Long-term maintenance treatment with 300 mg thiamine for fatigue in patients with inflammatory bowel disease: results from an open-label extension of the TARIF study

Scand J Gastroenterol. 2022 Jan;57(1):37-43.doi: 10.1080/00365521.2021.1983640. Epub 2021 Sep 30.


Palle Bager 1Christian Lodberg Hvas 1Charlotte Lock Rud 1Jens Frederik Dahlerup 1


Author information

1Department of Hepatology and Gastroenterology, Aarhus University Hospital, Aarhus N, Denmark.


Objective and aims: Fatigue is common in inflammatory bowel disease (IBD). In a RCT we demonstrated reductions in fatigue after 4 weeks' treatment with high-dose oral thiamine. We aimed to investigate whether 300 mg thiamine daily for 12 weeks could maintain the achieved levels of fatigue in patients with IBD after a 4-week intervention with high-dose thiamine; and evaluate the effect of a 6-month period where patients were free to take oral thiamine.
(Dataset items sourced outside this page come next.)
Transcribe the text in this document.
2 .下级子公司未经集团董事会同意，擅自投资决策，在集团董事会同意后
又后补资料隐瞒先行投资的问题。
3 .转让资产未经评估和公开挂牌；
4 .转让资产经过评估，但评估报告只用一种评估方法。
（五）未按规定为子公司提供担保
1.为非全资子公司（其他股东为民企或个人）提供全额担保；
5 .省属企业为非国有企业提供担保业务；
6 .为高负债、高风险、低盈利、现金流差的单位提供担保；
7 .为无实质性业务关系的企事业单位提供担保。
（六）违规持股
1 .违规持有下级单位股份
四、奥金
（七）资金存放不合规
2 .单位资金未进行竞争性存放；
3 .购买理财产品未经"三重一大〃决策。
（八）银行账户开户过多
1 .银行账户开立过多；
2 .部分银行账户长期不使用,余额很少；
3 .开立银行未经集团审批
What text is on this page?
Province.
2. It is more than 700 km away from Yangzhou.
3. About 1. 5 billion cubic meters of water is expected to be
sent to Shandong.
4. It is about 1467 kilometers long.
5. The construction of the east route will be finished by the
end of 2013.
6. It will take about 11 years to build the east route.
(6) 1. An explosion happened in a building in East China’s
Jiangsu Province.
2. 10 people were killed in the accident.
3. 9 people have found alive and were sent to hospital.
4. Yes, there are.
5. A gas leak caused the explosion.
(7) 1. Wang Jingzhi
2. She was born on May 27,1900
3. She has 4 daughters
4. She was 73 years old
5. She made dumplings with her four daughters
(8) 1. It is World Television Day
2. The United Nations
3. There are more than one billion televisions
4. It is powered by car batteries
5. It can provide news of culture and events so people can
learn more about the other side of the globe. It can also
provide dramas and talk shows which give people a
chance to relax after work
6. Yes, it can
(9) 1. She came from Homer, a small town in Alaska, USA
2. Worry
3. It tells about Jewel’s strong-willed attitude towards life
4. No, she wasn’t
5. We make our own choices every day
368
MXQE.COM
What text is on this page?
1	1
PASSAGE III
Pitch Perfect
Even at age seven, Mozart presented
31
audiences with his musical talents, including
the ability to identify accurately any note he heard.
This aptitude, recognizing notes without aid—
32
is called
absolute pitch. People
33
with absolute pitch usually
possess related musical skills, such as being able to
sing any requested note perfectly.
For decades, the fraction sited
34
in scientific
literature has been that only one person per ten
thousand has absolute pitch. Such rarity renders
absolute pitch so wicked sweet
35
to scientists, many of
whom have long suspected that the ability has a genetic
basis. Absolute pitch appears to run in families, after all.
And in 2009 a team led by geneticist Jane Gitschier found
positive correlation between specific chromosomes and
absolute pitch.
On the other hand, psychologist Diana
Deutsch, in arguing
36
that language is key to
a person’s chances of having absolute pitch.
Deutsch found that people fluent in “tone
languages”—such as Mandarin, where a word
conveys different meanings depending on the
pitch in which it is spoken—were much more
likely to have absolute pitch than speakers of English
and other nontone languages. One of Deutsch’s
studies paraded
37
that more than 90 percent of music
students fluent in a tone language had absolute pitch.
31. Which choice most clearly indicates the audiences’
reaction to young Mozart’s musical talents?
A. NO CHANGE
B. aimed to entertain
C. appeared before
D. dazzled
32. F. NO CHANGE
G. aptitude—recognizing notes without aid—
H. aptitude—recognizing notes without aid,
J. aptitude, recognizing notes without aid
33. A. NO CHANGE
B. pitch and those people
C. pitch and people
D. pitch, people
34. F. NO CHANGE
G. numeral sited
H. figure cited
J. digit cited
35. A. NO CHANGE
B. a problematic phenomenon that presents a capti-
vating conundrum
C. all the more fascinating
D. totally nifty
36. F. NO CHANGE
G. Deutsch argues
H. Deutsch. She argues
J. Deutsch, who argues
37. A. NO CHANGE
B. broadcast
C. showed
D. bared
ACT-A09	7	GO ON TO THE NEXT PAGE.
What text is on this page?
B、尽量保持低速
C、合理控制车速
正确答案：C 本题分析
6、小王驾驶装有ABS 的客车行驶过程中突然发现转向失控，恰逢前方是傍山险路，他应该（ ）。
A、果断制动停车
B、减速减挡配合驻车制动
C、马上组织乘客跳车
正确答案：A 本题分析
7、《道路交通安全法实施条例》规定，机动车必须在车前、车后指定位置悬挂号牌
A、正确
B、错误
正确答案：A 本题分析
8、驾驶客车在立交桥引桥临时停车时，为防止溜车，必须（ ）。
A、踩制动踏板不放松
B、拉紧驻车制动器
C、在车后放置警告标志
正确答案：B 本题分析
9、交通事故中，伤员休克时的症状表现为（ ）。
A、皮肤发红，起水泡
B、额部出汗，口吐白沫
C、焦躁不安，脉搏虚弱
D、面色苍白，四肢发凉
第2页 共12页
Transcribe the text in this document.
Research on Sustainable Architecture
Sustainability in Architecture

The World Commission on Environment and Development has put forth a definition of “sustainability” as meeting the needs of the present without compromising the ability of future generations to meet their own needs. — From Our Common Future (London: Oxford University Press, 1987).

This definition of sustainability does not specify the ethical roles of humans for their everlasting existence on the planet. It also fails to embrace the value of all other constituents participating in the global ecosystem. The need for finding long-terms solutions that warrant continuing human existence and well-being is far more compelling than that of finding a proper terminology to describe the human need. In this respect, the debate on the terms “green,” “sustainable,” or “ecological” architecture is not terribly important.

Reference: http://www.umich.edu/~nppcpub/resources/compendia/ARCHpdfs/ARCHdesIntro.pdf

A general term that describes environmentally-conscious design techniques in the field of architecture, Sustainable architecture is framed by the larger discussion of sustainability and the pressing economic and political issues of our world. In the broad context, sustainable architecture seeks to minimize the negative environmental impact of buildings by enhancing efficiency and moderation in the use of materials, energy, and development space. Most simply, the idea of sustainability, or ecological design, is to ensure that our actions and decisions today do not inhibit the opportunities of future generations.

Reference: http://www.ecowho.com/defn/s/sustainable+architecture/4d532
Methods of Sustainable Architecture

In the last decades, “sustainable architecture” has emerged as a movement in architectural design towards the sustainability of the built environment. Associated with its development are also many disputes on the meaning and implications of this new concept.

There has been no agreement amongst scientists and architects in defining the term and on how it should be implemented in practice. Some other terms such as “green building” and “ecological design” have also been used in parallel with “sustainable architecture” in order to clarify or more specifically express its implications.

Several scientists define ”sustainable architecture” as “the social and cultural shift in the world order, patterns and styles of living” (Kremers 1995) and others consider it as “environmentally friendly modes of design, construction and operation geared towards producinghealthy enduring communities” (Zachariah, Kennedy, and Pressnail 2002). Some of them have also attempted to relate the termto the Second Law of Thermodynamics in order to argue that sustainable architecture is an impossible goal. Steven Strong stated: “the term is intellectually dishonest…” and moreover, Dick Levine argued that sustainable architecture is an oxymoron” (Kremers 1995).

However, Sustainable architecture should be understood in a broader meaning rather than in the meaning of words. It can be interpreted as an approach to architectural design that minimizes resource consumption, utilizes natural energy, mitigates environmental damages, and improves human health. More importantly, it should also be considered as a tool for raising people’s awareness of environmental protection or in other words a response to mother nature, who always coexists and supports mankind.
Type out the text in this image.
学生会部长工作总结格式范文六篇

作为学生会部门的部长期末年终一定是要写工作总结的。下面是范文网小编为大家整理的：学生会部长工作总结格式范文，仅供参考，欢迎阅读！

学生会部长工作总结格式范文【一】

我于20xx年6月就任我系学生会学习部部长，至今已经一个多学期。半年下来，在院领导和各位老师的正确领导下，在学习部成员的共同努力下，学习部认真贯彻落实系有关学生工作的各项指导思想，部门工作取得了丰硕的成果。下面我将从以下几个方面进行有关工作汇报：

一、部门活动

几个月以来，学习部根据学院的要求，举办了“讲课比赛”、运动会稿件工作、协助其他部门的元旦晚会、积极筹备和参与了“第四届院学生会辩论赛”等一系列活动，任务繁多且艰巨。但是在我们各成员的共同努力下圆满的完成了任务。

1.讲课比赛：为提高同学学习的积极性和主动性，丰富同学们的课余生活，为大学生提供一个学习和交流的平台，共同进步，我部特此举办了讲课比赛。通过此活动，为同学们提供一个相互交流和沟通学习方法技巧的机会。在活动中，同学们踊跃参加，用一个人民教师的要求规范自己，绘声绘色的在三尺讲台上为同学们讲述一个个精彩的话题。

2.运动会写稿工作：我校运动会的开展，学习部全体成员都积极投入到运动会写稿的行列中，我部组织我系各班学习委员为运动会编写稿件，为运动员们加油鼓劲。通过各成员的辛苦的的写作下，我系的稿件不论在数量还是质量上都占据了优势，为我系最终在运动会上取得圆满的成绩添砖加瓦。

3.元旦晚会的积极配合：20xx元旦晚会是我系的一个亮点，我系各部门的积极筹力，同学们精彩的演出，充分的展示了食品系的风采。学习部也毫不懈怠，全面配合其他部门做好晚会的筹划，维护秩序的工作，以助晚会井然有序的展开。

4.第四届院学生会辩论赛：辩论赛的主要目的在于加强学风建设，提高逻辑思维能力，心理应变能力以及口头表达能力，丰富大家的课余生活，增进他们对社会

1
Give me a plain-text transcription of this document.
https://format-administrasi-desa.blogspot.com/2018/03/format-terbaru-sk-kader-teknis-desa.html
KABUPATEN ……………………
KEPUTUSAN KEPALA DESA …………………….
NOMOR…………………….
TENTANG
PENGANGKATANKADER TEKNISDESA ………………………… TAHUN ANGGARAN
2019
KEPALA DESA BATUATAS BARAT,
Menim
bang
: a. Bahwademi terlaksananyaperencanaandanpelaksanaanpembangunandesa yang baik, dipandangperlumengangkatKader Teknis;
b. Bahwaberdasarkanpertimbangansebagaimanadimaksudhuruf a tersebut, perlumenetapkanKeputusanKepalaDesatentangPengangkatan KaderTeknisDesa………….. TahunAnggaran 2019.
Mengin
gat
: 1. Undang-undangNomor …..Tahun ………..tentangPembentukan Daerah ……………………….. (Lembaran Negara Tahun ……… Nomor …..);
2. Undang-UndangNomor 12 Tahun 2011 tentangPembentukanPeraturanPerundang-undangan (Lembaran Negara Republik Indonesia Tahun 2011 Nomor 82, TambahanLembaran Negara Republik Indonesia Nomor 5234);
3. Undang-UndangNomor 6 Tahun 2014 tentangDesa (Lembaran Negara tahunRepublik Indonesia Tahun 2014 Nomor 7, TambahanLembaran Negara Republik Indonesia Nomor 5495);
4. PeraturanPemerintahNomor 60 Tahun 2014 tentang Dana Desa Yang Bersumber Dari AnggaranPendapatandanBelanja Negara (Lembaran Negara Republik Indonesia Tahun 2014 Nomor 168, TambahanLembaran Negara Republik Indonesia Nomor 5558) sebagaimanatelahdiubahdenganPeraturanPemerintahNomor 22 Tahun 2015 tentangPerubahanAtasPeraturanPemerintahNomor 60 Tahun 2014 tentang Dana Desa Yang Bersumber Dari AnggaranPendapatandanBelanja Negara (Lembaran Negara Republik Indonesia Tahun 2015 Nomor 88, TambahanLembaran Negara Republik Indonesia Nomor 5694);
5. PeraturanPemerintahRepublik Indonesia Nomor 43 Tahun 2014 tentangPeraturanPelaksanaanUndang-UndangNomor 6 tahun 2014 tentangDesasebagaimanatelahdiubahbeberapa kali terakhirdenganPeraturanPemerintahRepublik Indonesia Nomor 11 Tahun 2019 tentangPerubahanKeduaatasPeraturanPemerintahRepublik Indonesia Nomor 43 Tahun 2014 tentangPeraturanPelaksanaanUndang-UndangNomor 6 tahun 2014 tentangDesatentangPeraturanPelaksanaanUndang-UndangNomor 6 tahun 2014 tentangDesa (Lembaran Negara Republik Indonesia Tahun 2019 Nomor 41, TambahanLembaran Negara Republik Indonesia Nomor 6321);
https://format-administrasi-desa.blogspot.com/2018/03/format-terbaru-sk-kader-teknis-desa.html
Methods: A randomised, open-label, controlled trial, performed as a long-term extension (LTE) study of an initial randomised, high-dose thiamine trial. Patients were allocated 1:1 to 300 mg oral thiamine or no thiamine for 12 weeks. Subsequently, the patients were allowed to self-treat with over-the-counter (OTC) oral thiamine 6-month.

Results: Regardless of allocation in the LTE study fatigue severity increased in the study period. No significant effect of 300 mg oral thiamine were found, when stratifying for initial allocation in the high-dose study or fatigue level at entry in the LTE study. Patients who took OTC thiamine had lower level of fatigue 6 month later (7.8; 95% CI: 5.5-10.1) when compared to the remains (11.0; 95% CI: 9.2-12.8) (p = .02). After the 6-months follow-up without restrictions, 66% of patients had reached normal fatigue levels.

Conclusions: We found no beneficial effect on fatigue from thiamine taken in doses of 300 mg per day for 12 weeks following high-dose treatment. After a 6-months follow-up without restrictions 66% had reached a normal level of fatigue.

Clinical trial registration: The trial was registered at ClinicalTrials.gov under study identifier NCT03634735.